Gedurende de verturving worden er langzamerhand velerlei bestanddeelen der planten gasvormig afgescheiden, zoodat eene zamenkrimping der massa in den loop der eeuwen merkbare veranderingen in de oppervlakte der veenrijke gewesten kan te weeg brengen, eene omstandigheid, die op den toestand van onzen bodem grooten invloed heeft uitgeoefend.

Maar er is nog een ander verschijnsel in de veenen, dat mede onze aandacht verdient, namelijk de vorming van drijvende eilanden of drijftillen, waaromtrent de heer staring vele bijzonderheden heeft aan het licht gebragt.
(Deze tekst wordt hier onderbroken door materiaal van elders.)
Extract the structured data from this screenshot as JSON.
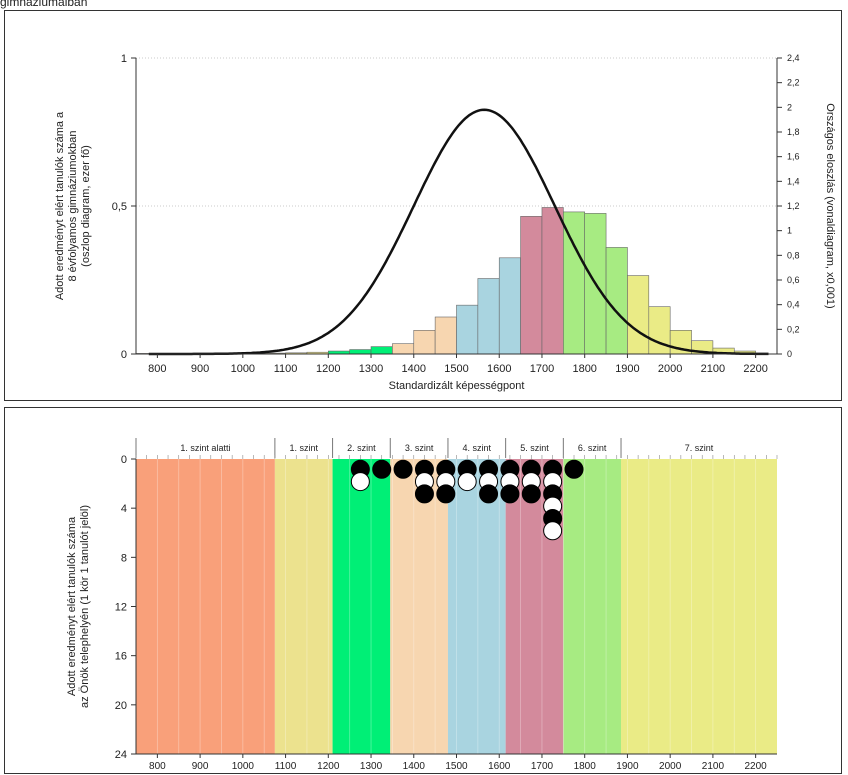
{
  "header": {
    "text": "gimnáziumaiban"
  },
  "colors": {
    "level_below1": "#f9a07a",
    "level1": "#ece28e",
    "level2": "#00ef76",
    "level3": "#f7d6b0",
    "level4": "#a9d4e0",
    "level5": "#d38a9c",
    "level6": "#a7eb82",
    "level7": "#eaeb86",
    "curve": "#111111",
    "circle_filled": "#000000",
    "circle_open": "#ffffff"
  },
  "chart_data": [
    {
      "type": "bar",
      "overlay": "line",
      "xlabel": "Standardizált képességpont",
      "ylabel": [
        "Adott eredményt elért tanulók száma a",
        "8 évfolyamos gimnáziumokban",
        "(oszlop diagram, ezer fő)"
      ],
      "y2label": "Országos eloszlás (vonaldiagram, x0,001)",
      "xlim": [
        750,
        2250
      ],
      "ylim": [
        0,
        1
      ],
      "y2lim": [
        0,
        2.4
      ],
      "x_ticks": [
        800,
        900,
        1000,
        1100,
        1200,
        1300,
        1400,
        1500,
        1600,
        1700,
        1800,
        1900,
        2000,
        2100,
        2200
      ],
      "y_ticks": [
        0,
        0.5,
        1
      ],
      "y_tick_labels": [
        "0",
        "0,5",
        "1"
      ],
      "y2_ticks": [
        0,
        0.2,
        0.4,
        0.6,
        0.8,
        1,
        1.2,
        1.4,
        1.6,
        1.8,
        2,
        2.2,
        2.4
      ],
      "y2_tick_labels": [
        "0",
        "0,2",
        "0,4",
        "0,6",
        "0,8",
        "1",
        "1,2",
        "1,4",
        "1,6",
        "1,8",
        "2",
        "2,2",
        "2,4"
      ],
      "grid": "horizontal dotted",
      "bin_width": 50,
      "bars": [
        {
          "x": 775,
          "value": 0.002,
          "level": "level_below1"
        },
        {
          "x": 825,
          "value": 0.002,
          "level": "level_below1"
        },
        {
          "x": 875,
          "value": 0.002,
          "level": "level_below1"
        },
        {
          "x": 925,
          "value": 0.002,
          "level": "level_below1"
        },
        {
          "x": 975,
          "value": 0.002,
          "level": "level_below1"
        },
        {
          "x": 1025,
          "value": 0.002,
          "level": "level_below1"
        },
        {
          "x": 1075,
          "value": 0.003,
          "level": "level1"
        },
        {
          "x": 1125,
          "value": 0.004,
          "level": "level1"
        },
        {
          "x": 1175,
          "value": 0.006,
          "level": "level1"
        },
        {
          "x": 1225,
          "value": 0.01,
          "level": "level2"
        },
        {
          "x": 1275,
          "value": 0.015,
          "level": "level2"
        },
        {
          "x": 1325,
          "value": 0.025,
          "level": "level2"
        },
        {
          "x": 1375,
          "value": 0.035,
          "level": "level3"
        },
        {
          "x": 1425,
          "value": 0.08,
          "level": "level3"
        },
        {
          "x": 1475,
          "value": 0.125,
          "level": "level3"
        },
        {
          "x": 1525,
          "value": 0.165,
          "level": "level4"
        },
        {
          "x": 1575,
          "value": 0.255,
          "level": "level4"
        },
        {
          "x": 1625,
          "value": 0.325,
          "level": "level4"
        },
        {
          "x": 1675,
          "value": 0.465,
          "level": "level5"
        },
        {
          "x": 1725,
          "value": 0.495,
          "level": "level5"
        },
        {
          "x": 1775,
          "value": 0.48,
          "level": "level6"
        },
        {
          "x": 1825,
          "value": 0.475,
          "level": "level6"
        },
        {
          "x": 1875,
          "value": 0.36,
          "level": "level6"
        },
        {
          "x": 1925,
          "value": 0.265,
          "level": "level7"
        },
        {
          "x": 1975,
          "value": 0.16,
          "level": "level7"
        },
        {
          "x": 2025,
          "value": 0.08,
          "level": "level7"
        },
        {
          "x": 2075,
          "value": 0.045,
          "level": "level7"
        },
        {
          "x": 2125,
          "value": 0.02,
          "level": "level7"
        },
        {
          "x": 2175,
          "value": 0.01,
          "level": "level7"
        }
      ],
      "curve": {
        "mean": 1565,
        "sd": 165,
        "peak": 1.98
      }
    },
    {
      "type": "scatter",
      "ylabel": [
        "Adott eredményt elért tanulók száma",
        "az Önök telephelyén (1 kör 1 tanulót jelöl)"
      ],
      "xlim": [
        750,
        2250
      ],
      "ylim": [
        24,
        0
      ],
      "x_ticks": [
        800,
        900,
        1000,
        1100,
        1200,
        1300,
        1400,
        1500,
        1600,
        1700,
        1800,
        1900,
        2000,
        2100,
        2200
      ],
      "y_ticks": [
        0,
        4,
        8,
        12,
        16,
        20,
        24
      ],
      "bands": [
        {
          "label": "1. szint alatti",
          "from": 750,
          "to": 1075,
          "level": "level_below1"
        },
        {
          "label": "1. szint",
          "from": 1075,
          "to": 1210,
          "level": "level1"
        },
        {
          "label": "2. szint",
          "from": 1210,
          "to": 1345,
          "level": "level2"
        },
        {
          "label": "3. szint",
          "from": 1345,
          "to": 1480,
          "level": "level3"
        },
        {
          "label": "4. szint",
          "from": 1480,
          "to": 1615,
          "level": "level4"
        },
        {
          "label": "5. szint",
          "from": 1615,
          "to": 1750,
          "level": "level5"
        },
        {
          "label": "6. szint",
          "from": 1750,
          "to": 1885,
          "level": "level6"
        },
        {
          "label": "7. szint",
          "from": 1885,
          "to": 2250,
          "level": "level7"
        }
      ],
      "students": [
        {
          "x": 1275,
          "y": 1,
          "filled": true
        },
        {
          "x": 1275,
          "y": 2,
          "filled": false
        },
        {
          "x": 1325,
          "y": 1,
          "filled": true
        },
        {
          "x": 1375,
          "y": 1,
          "filled": true
        },
        {
          "x": 1425,
          "y": 1,
          "filled": true
        },
        {
          "x": 1425,
          "y": 2,
          "filled": false
        },
        {
          "x": 1425,
          "y": 3,
          "filled": true
        },
        {
          "x": 1475,
          "y": 1,
          "filled": true
        },
        {
          "x": 1475,
          "y": 2,
          "filled": false
        },
        {
          "x": 1475,
          "y": 3,
          "filled": true
        },
        {
          "x": 1525,
          "y": 1,
          "filled": true
        },
        {
          "x": 1525,
          "y": 2,
          "filled": false
        },
        {
          "x": 1575,
          "y": 1,
          "filled": true
        },
        {
          "x": 1575,
          "y": 2,
          "filled": false
        },
        {
          "x": 1575,
          "y": 3,
          "filled": true
        },
        {
          "x": 1625,
          "y": 1,
          "filled": true
        },
        {
          "x": 1625,
          "y": 2,
          "filled": false
        },
        {
          "x": 1625,
          "y": 3,
          "filled": true
        },
        {
          "x": 1675,
          "y": 1,
          "filled": true
        },
        {
          "x": 1675,
          "y": 2,
          "filled": false
        },
        {
          "x": 1675,
          "y": 3,
          "filled": true
        },
        {
          "x": 1725,
          "y": 1,
          "filled": true
        },
        {
          "x": 1725,
          "y": 2,
          "filled": false
        },
        {
          "x": 1725,
          "y": 3,
          "filled": true
        },
        {
          "x": 1725,
          "y": 4,
          "filled": false
        },
        {
          "x": 1725,
          "y": 5,
          "filled": true
        },
        {
          "x": 1725,
          "y": 6,
          "filled": false
        },
        {
          "x": 1775,
          "y": 1,
          "filled": true
        }
      ]
    }
  ]
}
Wij zien thans nog, in water van meer dan eene Ned. el diepte, het veen ontstaan door de drijvende veenbanken, rietrodden, bruggen of drijftillen geheeten. Eerst groeijen waterplanten (Nymphaeën enz.) op den grond van het water, en vormen daar eene laag modder. Daarin groeijen later rietsoorten en andere grootere planten, wier holle stengels de modderlaag ligter maken, zoodat zij allengs op het water komt drijven. Op het drijvende eiland ontstaan nu grassoorten, die in den loop der jaren afsterven en, in veen overgaande, weder voor nieuw gras plaats maken. Het drijvende eiland wordt aldus (wanneer het niet afgehooid wordt), allengs dikker, zinkt dieper en dieper in het water, bereikt op het laatst den bodem, en het veen is gevormd. Op die drijftillen kunnen zich ook boomen ontwikkelen, die weder op hunne beurt tot de veenvorming bijdragen. De drijvende wouden in het land der [ 166 ]Cauchen bragten de Romeinsche vloten niet zelden in ontzetting en levensgevaar. "Terra non est, sed aquis subjacentibus innatat et suspensa late vacillat, (het is geen land, maar het drijft en hangt al wankelend op de waters) zoo beschreef een Romeinsch geschiedschrijver ons vaderland.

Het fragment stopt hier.